Just noticed this today. About 50% of the ‘character’ templates in my current project have become heavily indented. Other document types (so far) seem fine. Not critical, but CBA fixing them given I should be actually writing… but what gives?
Yup, that is regrettably how Mac OS X works at this point in time. We have it reported as a bug, it was filed as duplicate, so I presume they are aware. For now, all tab alignment = left alignment, except for decimal stops. Keith is working on a fix for it, but it is extremely tricky since it is the fault of the core library itself producing bad RTF code. You can try in TextEdit as well, only left tab alignments will save properly between sessions.
So what you are seeing here are templates that had been formatted to use right-aligned tab stops. When the template was edited at some point, with 10.11 in the mix, the RTF was updated with the incorrect codes, resetting all stops to left aligned. Mess, eh?
Again, decimal works, so you can use that as it will act like a right stop.
Welcome to Apple’s beta program. I mean… the latest stable version.
sigh. El Capitan seems particularly littered with weird UI glitches like this. While the OS seems rock-solid stable, UI polish is definitely lacking… Beta indeed.
Here’s another El Cap glitch that is driving me mad: if I go to the Info on a file, say an .rtf exported by Scrivener, El Cap has TextEdit as the default app for opening it; if I then change the default to NWP and double-click on the file, I get an alert saying “This app can’t be opened because it is from an unknown developer”. The same thing happens if I change the default app for .m4v’s created by exporting slideshows from Photos — they want to open in Amadeus Pro, the audio editing app! — to QuickTime, or .jpeg’s from Preview to Graphic Converter.
I assume it’s overly aggressive sandboxing, but it’s a real PITA.
And if you have auto-capitalisation turned on — and you can’t turn it off without turning off the ‘…’ to ‘…’ or ‘–’ to ‘—’ auto conversion — then if you have a stop after an abbreviation the next word is capitalised and Cmd-Z’ing no longer just removes the capitalisation, it undoes all the typing, and when you retype it re-capitalises! Another real PITA.

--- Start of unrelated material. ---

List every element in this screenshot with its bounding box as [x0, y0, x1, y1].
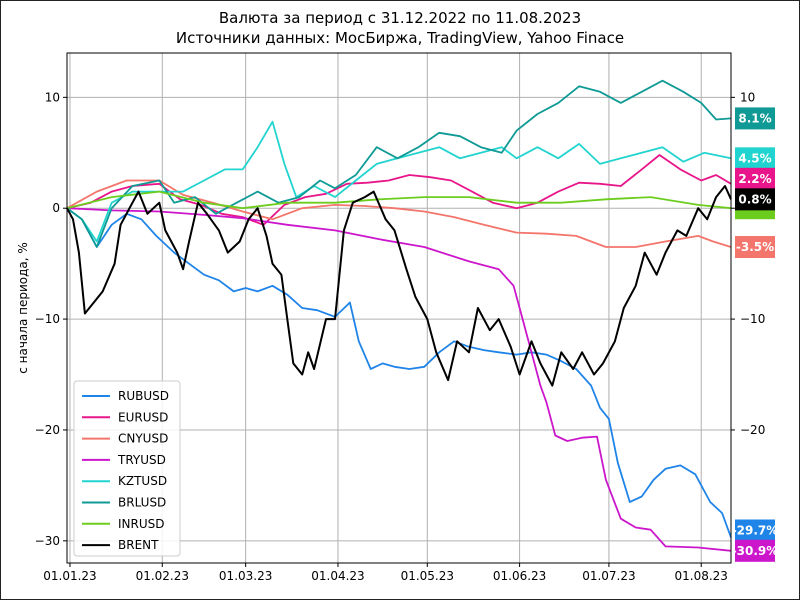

It makes me wonder occasionally if I shouldn’t have stuck with Yosemite!
Any progress with this alignment thing? It has effectively made the character sheets useless to me now. Was trying to update character bios and it’s an alignment mess. Even creating a new folder (not based on character templates) & copy pasting and the mess persists. Will have to rely on something other than Scrivener for this now, which is frankly rubbish workflow wise.
Update: Also if you copy paste misaligned text into textEdit, you can then adjust the 2nd-line + wrapping in the ruler at the top, which fixes the issue; so it suggests that it’s not Apple’s code that’s broken as such. Either they changed something, or Scrivener has a bug. It’s ONLY scrivener that exhibit this issue for me. Is there any way to adjust paragraph wrapping?

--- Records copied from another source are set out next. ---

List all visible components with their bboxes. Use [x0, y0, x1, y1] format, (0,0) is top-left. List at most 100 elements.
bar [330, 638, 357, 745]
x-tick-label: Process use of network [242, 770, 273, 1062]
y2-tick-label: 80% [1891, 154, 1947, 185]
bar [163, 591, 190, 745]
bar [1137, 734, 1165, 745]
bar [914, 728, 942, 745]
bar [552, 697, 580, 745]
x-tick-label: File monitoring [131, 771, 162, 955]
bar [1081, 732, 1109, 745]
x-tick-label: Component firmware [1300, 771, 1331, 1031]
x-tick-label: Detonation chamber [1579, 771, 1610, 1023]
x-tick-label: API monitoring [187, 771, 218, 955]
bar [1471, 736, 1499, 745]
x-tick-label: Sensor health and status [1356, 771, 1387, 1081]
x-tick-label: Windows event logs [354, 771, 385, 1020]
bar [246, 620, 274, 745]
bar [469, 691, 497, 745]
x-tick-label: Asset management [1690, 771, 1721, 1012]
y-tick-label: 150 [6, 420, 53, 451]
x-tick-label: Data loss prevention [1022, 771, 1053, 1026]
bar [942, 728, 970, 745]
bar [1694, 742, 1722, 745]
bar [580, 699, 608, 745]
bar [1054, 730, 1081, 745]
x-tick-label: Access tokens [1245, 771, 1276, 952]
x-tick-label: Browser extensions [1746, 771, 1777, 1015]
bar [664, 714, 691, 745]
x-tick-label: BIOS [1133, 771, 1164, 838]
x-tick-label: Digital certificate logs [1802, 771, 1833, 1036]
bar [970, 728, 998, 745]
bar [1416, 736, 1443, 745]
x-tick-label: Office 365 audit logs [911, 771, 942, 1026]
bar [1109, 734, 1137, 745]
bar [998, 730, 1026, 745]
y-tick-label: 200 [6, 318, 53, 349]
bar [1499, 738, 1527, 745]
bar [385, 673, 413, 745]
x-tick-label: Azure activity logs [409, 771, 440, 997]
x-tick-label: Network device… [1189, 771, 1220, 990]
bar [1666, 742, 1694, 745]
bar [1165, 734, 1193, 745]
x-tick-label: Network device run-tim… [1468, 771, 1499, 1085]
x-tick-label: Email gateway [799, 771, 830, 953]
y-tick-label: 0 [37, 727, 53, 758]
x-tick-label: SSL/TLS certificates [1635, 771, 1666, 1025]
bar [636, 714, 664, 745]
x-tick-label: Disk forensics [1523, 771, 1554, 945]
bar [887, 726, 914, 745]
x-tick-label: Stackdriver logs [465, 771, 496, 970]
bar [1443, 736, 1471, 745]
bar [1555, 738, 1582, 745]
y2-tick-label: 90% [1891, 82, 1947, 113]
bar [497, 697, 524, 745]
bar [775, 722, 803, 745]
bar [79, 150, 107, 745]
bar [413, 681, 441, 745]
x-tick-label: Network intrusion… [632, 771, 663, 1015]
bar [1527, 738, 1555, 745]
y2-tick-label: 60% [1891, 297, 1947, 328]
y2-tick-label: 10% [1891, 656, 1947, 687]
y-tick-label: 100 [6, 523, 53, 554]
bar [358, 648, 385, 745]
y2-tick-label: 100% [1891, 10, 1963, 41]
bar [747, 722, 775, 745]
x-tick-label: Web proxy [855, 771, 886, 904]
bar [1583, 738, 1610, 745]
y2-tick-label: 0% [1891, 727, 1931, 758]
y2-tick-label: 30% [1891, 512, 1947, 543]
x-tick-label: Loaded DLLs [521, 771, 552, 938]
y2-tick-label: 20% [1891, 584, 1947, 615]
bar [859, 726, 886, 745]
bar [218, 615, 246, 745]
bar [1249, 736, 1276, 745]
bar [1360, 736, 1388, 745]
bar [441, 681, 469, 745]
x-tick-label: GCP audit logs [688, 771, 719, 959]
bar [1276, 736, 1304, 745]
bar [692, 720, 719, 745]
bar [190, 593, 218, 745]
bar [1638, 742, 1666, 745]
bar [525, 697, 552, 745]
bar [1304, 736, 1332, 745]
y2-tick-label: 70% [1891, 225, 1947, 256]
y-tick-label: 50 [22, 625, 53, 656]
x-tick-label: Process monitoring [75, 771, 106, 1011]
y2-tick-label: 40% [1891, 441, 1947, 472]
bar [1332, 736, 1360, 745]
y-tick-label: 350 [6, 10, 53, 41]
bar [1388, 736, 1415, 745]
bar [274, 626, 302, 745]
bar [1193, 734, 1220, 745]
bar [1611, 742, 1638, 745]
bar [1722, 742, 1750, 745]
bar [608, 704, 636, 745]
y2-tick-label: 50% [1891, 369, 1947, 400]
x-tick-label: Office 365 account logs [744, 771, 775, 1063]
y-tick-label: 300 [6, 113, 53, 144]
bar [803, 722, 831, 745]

Have you upgraded to 10.11.2 yet? I recently tested this bug again as I hadn’t since 11.0, and found that both TextEdit and Scrivener were saving tab alignment correctly now. Apple is also showing the original bug reports we submitted as being closed.
Yes all my Macs on 10.11.2 - Interesting, existing character sheets still broken, but if I create a new one, it works. So I guess the corruption must get saved to the individual RTF files. I can recreate those easily enough. (I’m sure I tested this yesterday though… perhaps my head is also buggy).
It was definitely Apple’s code that was broken here - you should have equally been able to fix it in Scrivener since 10.11.2.
yes, this was exactly the issue. You could create right-aligned and centred tab stops, but they weren’t getting saved into the RTF. The original template is fine because it was saved before Apple introduced the bug. But any documents you created from the template while the bug was in place would have lost the right-aligned tab stop when they saved. Given that they aren’t saved in the RTF itself, there’s no way for them to magically reappear now that Apple has fixed the bug, unfortunately, seeing as the bug was in saving not loading. So now that it’s fixed, you have to manually fix up those tab stops in Scrivener. I’m glad Apple fixed this, though, because the workaround I had come up with was pretty ugly and hacky.
I take back any implied criticism of Scrivener Also glad Apple fixed their bug; mind boggles how that got through their QA (surely stuff like this would be covered by their automated tests).
Thanks for taking the time to respond KB. My writing life without Scrivener would be miserable.